A social networking application that turns your phone into a walkie-talkie and an all-in-one messenger, Voxer Walkie Talkie soared in the charts in a matter of weeks to become the most popular app in its category on both the Apple App Store™ and the Android Market™. Voxer chats include live voice, messaged voice, text, pictures, and location.


  • OS and virtual hardware: 50 Joyent SmartOS instances
  • Applications: Riak (data store) and Node.js (application server)

The Challenge

When Voxer's user base grew 10X over the course of a month, their Linux-based storage system could not handle the load. At peak times, users had to wait for their messages to be downloaded, instead of always streaming them live. Voxer CTO Matt Ranney wanted to improve performance, but he felt that he could not easily do this with standard cloud computing offerings or managed hardware hosting without visibility into the disk I/O and network I/O activities of these busy systems. Voxer's back-end software is written entirely in Node.js. Node, like other dynamic programming environment, lacked good tools for performance profiling and debugging.  "We are starting to move 500 megabits per second per machine in our cluster," says Ranney. "At that speed, all packet capture tools fall over."

Ranney needed:

  • Reduced wait times for users as the application read from the Riak database and streamed to the handset  stored messaged
  • Complete transparency into all critical processes in the Voxer architecture and application stack, from low-level CPU and disk processes to database queries to web application servers and HTTP operations.

The Solution

Ranney elected to move Voxer’s core applications from bare-metal running in a managed hosting environment to the Joyent Cloud. As part of the move, Voxer transitioned its application stack off of the Linux operating system and on to Joyent SmartOS, a high-availability carrier grade cloud operating system.
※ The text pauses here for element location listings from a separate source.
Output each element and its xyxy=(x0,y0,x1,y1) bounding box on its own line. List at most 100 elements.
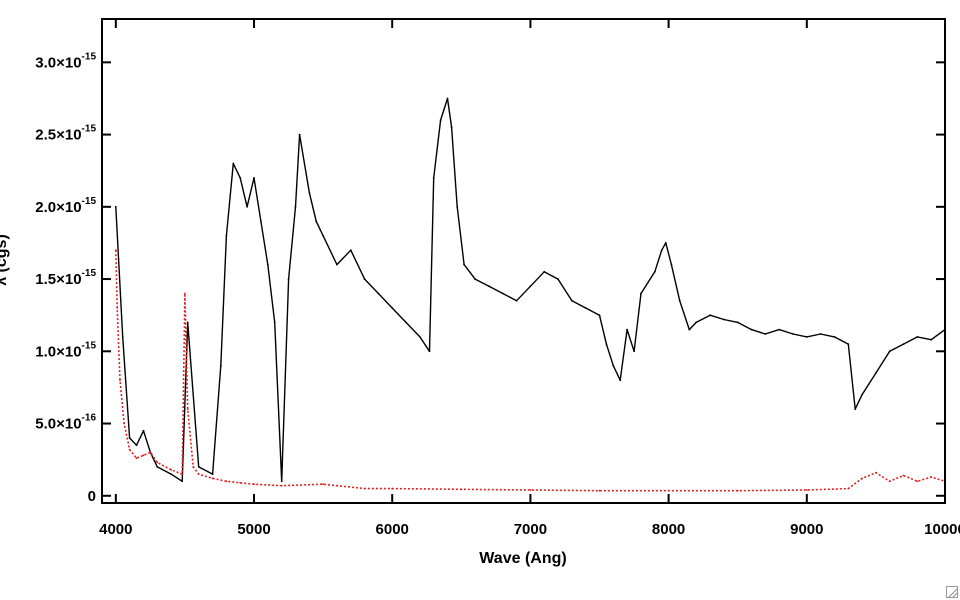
data-point xyxy=(156,461,159,464)
data-point xyxy=(225,234,228,237)
data-point xyxy=(391,487,394,490)
data-point xyxy=(667,489,670,492)
data-point xyxy=(819,333,822,335)
data-point xyxy=(861,393,863,396)
y-tick-exponent: -15 xyxy=(82,124,97,135)
data-point xyxy=(764,333,767,335)
data-point xyxy=(135,444,138,447)
data-point xyxy=(116,307,119,309)
data-point xyxy=(557,278,559,280)
plot-frame xyxy=(101,18,946,504)
data-point xyxy=(181,473,184,475)
data-point xyxy=(181,480,184,483)
data-point xyxy=(273,321,276,324)
x-axis-title: Wave (Ang) xyxy=(479,550,566,567)
data-point xyxy=(916,480,919,483)
data-point xyxy=(930,476,933,478)
y-tick-mantissa: 0 xyxy=(88,488,96,505)
data-point xyxy=(805,336,808,338)
y-axis-title-fragment: λ (cgs) xyxy=(0,234,10,286)
data-point xyxy=(294,205,297,208)
data-point xyxy=(232,162,235,165)
data-point xyxy=(612,364,615,367)
x-tick-label: 8000 xyxy=(652,521,685,538)
x-tick-label: 6000 xyxy=(376,521,409,538)
data-point xyxy=(225,480,228,483)
data-point xyxy=(670,263,673,266)
data-point xyxy=(266,263,269,266)
data-point xyxy=(439,119,442,121)
y-axis: 05.0×10-161.0×10-151.5×10-152.0×10-152.5… xyxy=(35,51,945,505)
y-tick-label: 1.5×10-15 xyxy=(35,268,96,288)
y-tick-mantissa: 2.0×10 xyxy=(35,199,81,216)
data-point xyxy=(709,314,711,317)
data-point xyxy=(211,477,214,480)
data-point xyxy=(119,379,121,382)
data-point xyxy=(678,299,681,302)
data-point xyxy=(916,336,919,338)
data-point xyxy=(571,299,573,302)
y-tick-exponent: -16 xyxy=(82,413,97,424)
data-point xyxy=(128,448,131,451)
data-point xyxy=(847,487,850,490)
data-point xyxy=(543,270,546,273)
data-point xyxy=(446,97,449,100)
y-tick-label: 2.5×10-15 xyxy=(35,124,96,144)
data-point xyxy=(298,133,301,136)
y-tick-mantissa: 1.5×10 xyxy=(35,271,81,288)
data-point xyxy=(805,489,808,491)
data-point xyxy=(626,328,628,331)
data-point xyxy=(123,422,125,425)
data-point xyxy=(750,328,753,331)
y-tick-exponent: -15 xyxy=(82,268,97,279)
data-point xyxy=(280,480,283,483)
data-point xyxy=(135,457,138,460)
data-point xyxy=(515,299,518,302)
resize-grip-icon[interactable] xyxy=(946,586,958,598)
data-point xyxy=(474,278,476,280)
data-point xyxy=(640,292,642,295)
data-point xyxy=(450,126,453,129)
data-point xyxy=(121,336,124,338)
data-point xyxy=(902,343,905,345)
data-point xyxy=(315,220,318,223)
data-point xyxy=(184,292,186,295)
series-layer xyxy=(114,97,945,492)
y-tick-exponent: -15 xyxy=(82,51,97,62)
data-point xyxy=(114,249,117,252)
y-tick-exponent: -15 xyxy=(82,340,97,351)
data-point xyxy=(149,451,152,454)
data-point xyxy=(128,437,131,439)
y-tick-label: 5.0×10-16 xyxy=(35,413,96,433)
data-point xyxy=(239,177,242,179)
data-point xyxy=(778,328,781,331)
data-point xyxy=(197,466,200,468)
y-tick-label: 0 xyxy=(88,488,96,505)
data-point xyxy=(186,408,189,410)
x-tick-label: 4000 xyxy=(99,521,132,538)
y-tick-mantissa: 2.5×10 xyxy=(35,127,81,144)
data-point xyxy=(833,336,836,338)
data-point xyxy=(391,307,394,309)
data-point xyxy=(419,336,421,338)
data-point xyxy=(488,285,490,288)
data-point xyxy=(633,350,635,353)
y-tick-label: 3.0×10-15 xyxy=(35,51,96,71)
data-point xyxy=(688,328,691,331)
data-point xyxy=(888,480,891,483)
data-point xyxy=(723,318,725,321)
data-point xyxy=(605,343,608,345)
data-point xyxy=(598,489,601,492)
data-point xyxy=(308,191,311,194)
x-tick-label: 5000 xyxy=(237,521,270,538)
data-point xyxy=(260,220,262,223)
data-point xyxy=(253,177,255,179)
data-point xyxy=(197,473,200,475)
data-point xyxy=(930,338,933,341)
data-point xyxy=(456,205,459,208)
y-tick-mantissa: 1.0×10 xyxy=(35,343,81,360)
data-point xyxy=(695,321,698,324)
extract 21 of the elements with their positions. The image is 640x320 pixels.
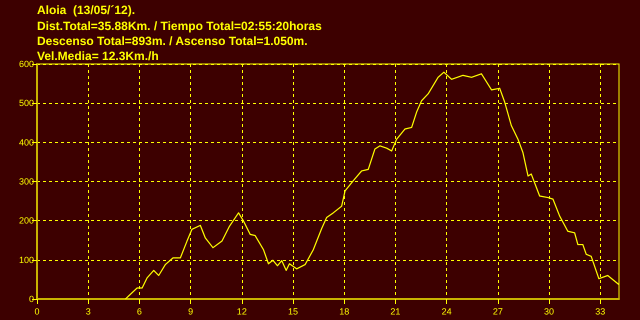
y-tick-label: 100	[18, 254, 34, 265]
x-tick-label: 27	[492, 306, 503, 316]
x-tick-label: 24	[442, 306, 452, 316]
x-tick-label: 9	[188, 306, 194, 316]
y-tick-label: 300	[18, 176, 34, 186]
y-tick-label: 600	[18, 59, 34, 69]
x-tick-label: 12	[236, 306, 247, 316]
x-tick-label: 33	[595, 306, 606, 316]
x-tick-label: 18	[339, 306, 350, 316]
y-tick-label: 400	[18, 137, 34, 148]
text: Descenso Total=893m. / Ascenso Total=1.050m.	[37, 34, 308, 48]
x-tick-label: 21	[390, 306, 400, 316]
x-tick-label: 15	[288, 306, 298, 316]
y-tick-label: 200	[18, 216, 34, 226]
x-tick-label: 3	[86, 306, 91, 316]
x-tick-label: 6	[136, 306, 142, 316]
x-tick-label: 30	[544, 306, 554, 316]
y-tick-label: 500	[18, 98, 34, 108]
text: Vel.Media= 12.3Km./h	[37, 49, 159, 63]
chart-title: Aloia (13/05/´12).	[37, 3, 136, 17]
text: Dist.Total=35.88Km. / Tiempo Total=02:55:20horas	[37, 19, 322, 33]
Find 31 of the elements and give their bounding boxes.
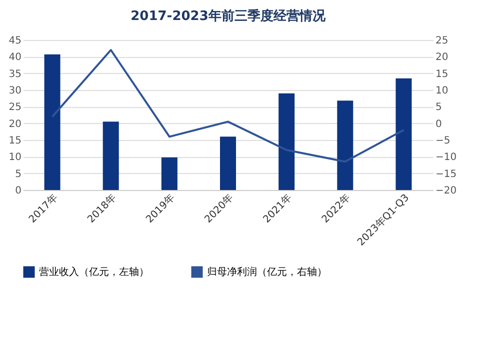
bar: [278, 93, 295, 190]
y2-tick-label: −10: [436, 152, 457, 164]
y2-tick-label: −20: [436, 186, 457, 196]
line-series: [51, 49, 405, 163]
y2-tick-label: −5: [436, 136, 450, 146]
y-tick-label: 0: [15, 186, 22, 196]
y2-tick-label: −15: [436, 168, 457, 180]
y-tick-label: 15: [8, 136, 22, 146]
y2-tick-label: 25: [436, 36, 448, 46]
bar: [161, 157, 178, 190]
bar: [220, 136, 236, 190]
legend-label: 归母净利润（亿元，右轴）: [207, 266, 327, 278]
y-tick-label: 10: [8, 152, 22, 164]
bar: [337, 100, 354, 190]
y2-tick-label: 20: [436, 52, 448, 64]
y-tick-label: 5: [15, 168, 22, 180]
y-tick-label: 40: [8, 52, 22, 64]
bar: [396, 78, 412, 190]
y2-tick-label: 5: [436, 102, 442, 114]
y-tick-label: 20: [8, 118, 22, 130]
y2-tick-label: 0: [436, 118, 442, 130]
bar: [44, 54, 60, 190]
y-tick-label: 30: [8, 86, 22, 96]
chart-title: 2017-2023年前三季度经营情况: [130, 8, 326, 24]
y-tick-label: 35: [8, 68, 22, 80]
y-tick-label: 25: [8, 102, 22, 114]
y-tick-label: 45: [8, 36, 22, 46]
bar: [102, 122, 119, 190]
legend-label: 营业收入（亿元，左轴）: [39, 266, 149, 278]
y2-tick-label: 15: [436, 68, 448, 80]
y2-tick-label: 10: [436, 86, 448, 96]
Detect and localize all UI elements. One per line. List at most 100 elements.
In the Joyent Cloud, Ranney was able to:

  • Use DTrace to achieve CPU profiling for Node.js applications and view the entire application stack to spot “hot” functions. This afforded Voxer critical insights on where the CPU was allocating compute resources and, by extension, what parts of an application stack were impacting performance and user experience..
  • Gain granular insights into lower-level processes that greatly impact application performance such as disk I/O, file system latency, and network I/O. Because Voxer could run DTrace and Joyent Cloud Analytics through SmartOS on Joyent Cloud, Ranney could glean extremely detailed application activity information and gain transparency into how much compute resources each process was using.
  • Save money by optimizing application performance. Voxer anticipates that running cleaner code and more efficient applications will enable better utilization per virtual environment and lower costs.